Este processo dinâmico implica a interacção das plaquetas, da parede vascular, de determinadas proteínas plasmáticas (factores de coagulação e inibidores, de produção hepática ou endotelial) e um sistema fibrinolítico.
As células endoteliais intactas inibem a adesão das plaquetas através da produção de NO e prostaglandina I, que também tem efeito vasodilatador.
As referidas células produzem igualmente factores teciduais (FT), inibidor de FT(TFPI), activador do plasminogénio tecidual(t-PA), antitrombina (AT), trombomodulina, prostaciclina, assim como a proteína de superfície para a activação da proteína C(PC).
Em condições de normalidade é mantida a fluidez sanguínea mediante equilíbrio acção-inibição do sistema hemostático.
No caso de formação de coágulo na sequência de alteração da superfície vascular, existem acções destinadas a evitar a propagação do trombo e a possibilitar o seu desaparecimento uma vez restabelecida a continuidade do endotélio vascular.

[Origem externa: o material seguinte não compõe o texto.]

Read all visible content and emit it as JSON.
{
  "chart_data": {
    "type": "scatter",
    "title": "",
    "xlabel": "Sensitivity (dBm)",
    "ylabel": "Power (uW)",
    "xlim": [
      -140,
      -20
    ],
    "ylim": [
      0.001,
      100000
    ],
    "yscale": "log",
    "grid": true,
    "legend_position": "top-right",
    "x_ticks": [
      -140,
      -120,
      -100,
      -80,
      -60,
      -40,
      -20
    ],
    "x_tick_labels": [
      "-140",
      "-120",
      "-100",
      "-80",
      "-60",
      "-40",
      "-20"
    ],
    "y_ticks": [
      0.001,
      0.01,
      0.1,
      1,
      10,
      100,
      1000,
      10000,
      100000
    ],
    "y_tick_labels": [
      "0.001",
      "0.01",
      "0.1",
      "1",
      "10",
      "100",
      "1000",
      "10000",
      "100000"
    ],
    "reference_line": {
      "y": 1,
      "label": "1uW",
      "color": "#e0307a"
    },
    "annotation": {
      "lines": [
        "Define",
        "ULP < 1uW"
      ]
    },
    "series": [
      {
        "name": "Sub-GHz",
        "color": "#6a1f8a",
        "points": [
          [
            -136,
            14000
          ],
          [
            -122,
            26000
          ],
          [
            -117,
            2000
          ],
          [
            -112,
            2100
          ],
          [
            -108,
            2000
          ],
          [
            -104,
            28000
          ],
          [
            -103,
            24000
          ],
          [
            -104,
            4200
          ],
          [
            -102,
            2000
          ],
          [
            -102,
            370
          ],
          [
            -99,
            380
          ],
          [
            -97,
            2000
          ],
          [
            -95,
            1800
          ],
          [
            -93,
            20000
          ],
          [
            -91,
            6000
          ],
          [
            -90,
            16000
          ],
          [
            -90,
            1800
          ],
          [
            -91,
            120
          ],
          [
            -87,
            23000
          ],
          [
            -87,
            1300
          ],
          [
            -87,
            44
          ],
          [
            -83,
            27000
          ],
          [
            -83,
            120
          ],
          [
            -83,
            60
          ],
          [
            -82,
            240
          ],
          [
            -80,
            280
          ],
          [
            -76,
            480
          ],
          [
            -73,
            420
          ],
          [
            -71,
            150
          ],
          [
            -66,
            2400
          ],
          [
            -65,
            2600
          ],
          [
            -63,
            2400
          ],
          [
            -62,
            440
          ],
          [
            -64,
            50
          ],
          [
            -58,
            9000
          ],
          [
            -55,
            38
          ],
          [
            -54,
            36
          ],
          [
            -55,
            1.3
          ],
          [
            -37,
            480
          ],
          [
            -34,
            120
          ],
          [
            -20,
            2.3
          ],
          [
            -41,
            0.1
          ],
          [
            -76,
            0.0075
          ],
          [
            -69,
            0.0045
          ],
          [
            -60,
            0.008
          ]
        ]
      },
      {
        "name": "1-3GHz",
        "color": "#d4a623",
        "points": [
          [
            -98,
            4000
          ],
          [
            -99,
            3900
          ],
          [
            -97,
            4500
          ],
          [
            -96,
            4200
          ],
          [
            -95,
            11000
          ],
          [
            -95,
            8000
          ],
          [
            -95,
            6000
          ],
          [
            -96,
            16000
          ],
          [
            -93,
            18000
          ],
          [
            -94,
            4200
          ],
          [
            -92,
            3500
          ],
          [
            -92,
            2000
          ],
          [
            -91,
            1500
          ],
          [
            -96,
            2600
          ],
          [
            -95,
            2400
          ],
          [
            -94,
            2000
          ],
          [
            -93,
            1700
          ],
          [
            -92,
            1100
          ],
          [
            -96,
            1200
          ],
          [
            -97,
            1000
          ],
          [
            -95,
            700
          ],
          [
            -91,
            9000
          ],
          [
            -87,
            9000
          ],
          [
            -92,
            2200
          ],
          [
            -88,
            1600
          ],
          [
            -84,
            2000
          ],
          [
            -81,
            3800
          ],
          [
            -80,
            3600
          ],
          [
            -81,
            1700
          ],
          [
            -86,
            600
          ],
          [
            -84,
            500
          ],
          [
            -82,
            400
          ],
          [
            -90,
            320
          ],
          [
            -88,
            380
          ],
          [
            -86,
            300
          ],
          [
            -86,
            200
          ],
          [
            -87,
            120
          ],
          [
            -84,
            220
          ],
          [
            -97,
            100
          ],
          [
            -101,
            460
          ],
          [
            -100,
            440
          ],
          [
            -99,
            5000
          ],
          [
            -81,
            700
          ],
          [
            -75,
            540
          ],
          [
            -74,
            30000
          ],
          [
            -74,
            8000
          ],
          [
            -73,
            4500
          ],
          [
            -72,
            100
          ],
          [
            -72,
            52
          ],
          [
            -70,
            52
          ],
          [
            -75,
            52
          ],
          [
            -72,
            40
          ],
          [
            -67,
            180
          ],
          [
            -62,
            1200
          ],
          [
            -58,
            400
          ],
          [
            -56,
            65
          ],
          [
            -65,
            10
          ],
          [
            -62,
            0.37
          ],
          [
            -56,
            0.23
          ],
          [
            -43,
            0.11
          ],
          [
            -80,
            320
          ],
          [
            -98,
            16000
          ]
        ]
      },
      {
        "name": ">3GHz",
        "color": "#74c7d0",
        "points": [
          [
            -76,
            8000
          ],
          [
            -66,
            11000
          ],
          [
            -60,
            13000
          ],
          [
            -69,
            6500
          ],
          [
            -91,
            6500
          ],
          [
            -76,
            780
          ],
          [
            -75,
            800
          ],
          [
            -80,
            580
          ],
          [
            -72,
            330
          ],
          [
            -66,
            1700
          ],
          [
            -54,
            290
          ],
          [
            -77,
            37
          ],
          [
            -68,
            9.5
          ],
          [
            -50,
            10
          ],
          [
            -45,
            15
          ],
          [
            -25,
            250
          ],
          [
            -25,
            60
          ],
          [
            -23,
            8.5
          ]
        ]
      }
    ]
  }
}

Ainda que os distintos mecanismos estejam perfeitamente ligados, sob o ponto de vista de compreensão didáctica é possível a subdivisão em hemostase primária, hemostase secundária/coagulação, e fibrinólise.
A chamada hemostase primária tem como função fundamental a formação do rolhão de plaquetas ou “tampão” hemostático que se gera rapidamente (em 3-5 minutos), especialmente eficaz em vasos de pequeno calibre. Especificando, são então verificados os eventos a seguir referidos.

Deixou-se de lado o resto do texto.